Zetterstrom’s work, early this summer at Lisa Vollmer Photography Inc. in Great Barrington. His tree series moves on to shows in Hartford and Old Lyme this fall. Photo: Lisa Vollmer.
Zetterstrom’s work, early this summer at Lisa Vollmer Photography Inc. in Great Barrington. His tree series moves on to shows in Hartford and Old Lyme this fall. Photo: Lisa Vollmer.

Elm Watch also facilitated the “adoption” of local elms, encouraging both private and corporate donors to fund the triennial Arbotect injections that keep the trees safe.

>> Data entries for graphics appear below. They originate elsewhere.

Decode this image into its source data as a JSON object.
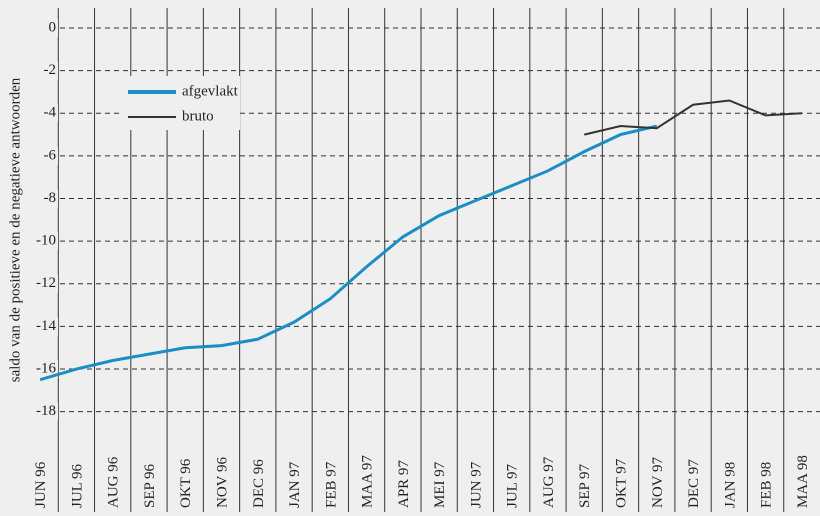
{
  "chart_data": {
    "type": "line",
    "y_label": "saldo van de positieve en de negatieve antwoorden",
    "categories": [
      "JUN 96",
      "JUL 96",
      "AUG 96",
      "SEP 96",
      "OKT 96",
      "NOV 96",
      "DEC 96",
      "JAN 97",
      "FEB 97",
      "MAA 97",
      "APR 97",
      "MEI 97",
      "JUN 97",
      "JUL 97",
      "AUG 97",
      "SEP 97",
      "OKT 97",
      "NOV 97",
      "DEC 97",
      "JAN 98",
      "FEB 98",
      "MAA 98"
    ],
    "series": [
      {
        "name": "afgevlakt",
        "color": "#1b8ec4",
        "values": [
          -16.5,
          -16.0,
          -15.6,
          -15.3,
          -15.0,
          -14.9,
          -14.6,
          -13.8,
          -12.7,
          -11.2,
          -9.8,
          -8.8,
          -8.1,
          -7.4,
          -6.7,
          -5.8,
          -5.0,
          -4.6,
          null,
          null,
          null,
          null
        ]
      },
      {
        "name": "bruto",
        "color": "#333333",
        "values": [
          null,
          null,
          null,
          null,
          null,
          null,
          null,
          null,
          null,
          null,
          null,
          null,
          null,
          null,
          null,
          -5.0,
          -4.6,
          -4.7,
          -3.6,
          -3.4,
          -4.1,
          -4.0
        ]
      }
    ],
    "ylim": [
      -19,
      1
    ],
    "yticks": [
      0,
      -2,
      -4,
      -6,
      -8,
      -10,
      -12,
      -14,
      -16,
      -18
    ],
    "grid": true
  }
}
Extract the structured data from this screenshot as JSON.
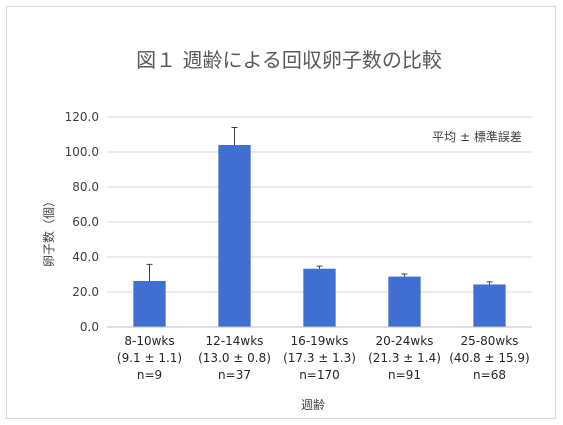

Zetterstrom said that Elm Watch has drawn attention to the troubled species. “We were the inspiration and initial incentive that inspired that work,” Zetterstrom said. He said it was also important to note that “any large elm that you see in the region is 99 percent likely to be under some injection program.”

His photography demonstrates his passion for the trees. His series “Portraits of Trees” was in the Vollmer gallery for close to two months and featured trees from all over the country, and nearly all the photographs taken used medium-format film negatives. The photographs are black and white with low contrast, giving them a sense of mystery and wonder.

“I’m an interesting blend of a fine arts photographer and community forester,” Zetterstrom told the Edge. He says both aspects of his work have “simultaneously influenced the other.”

The photographs have a soft composition and contrast, with a heavy focus on the subject. “I am part of the artistic romantic tradition in the aesthetic of my work, but also in the philosophy of reverence for nature that the tradition embodied,” Zetterstrom said. “I do emerge from the Henry David Thoreau camp of high regard for nature.”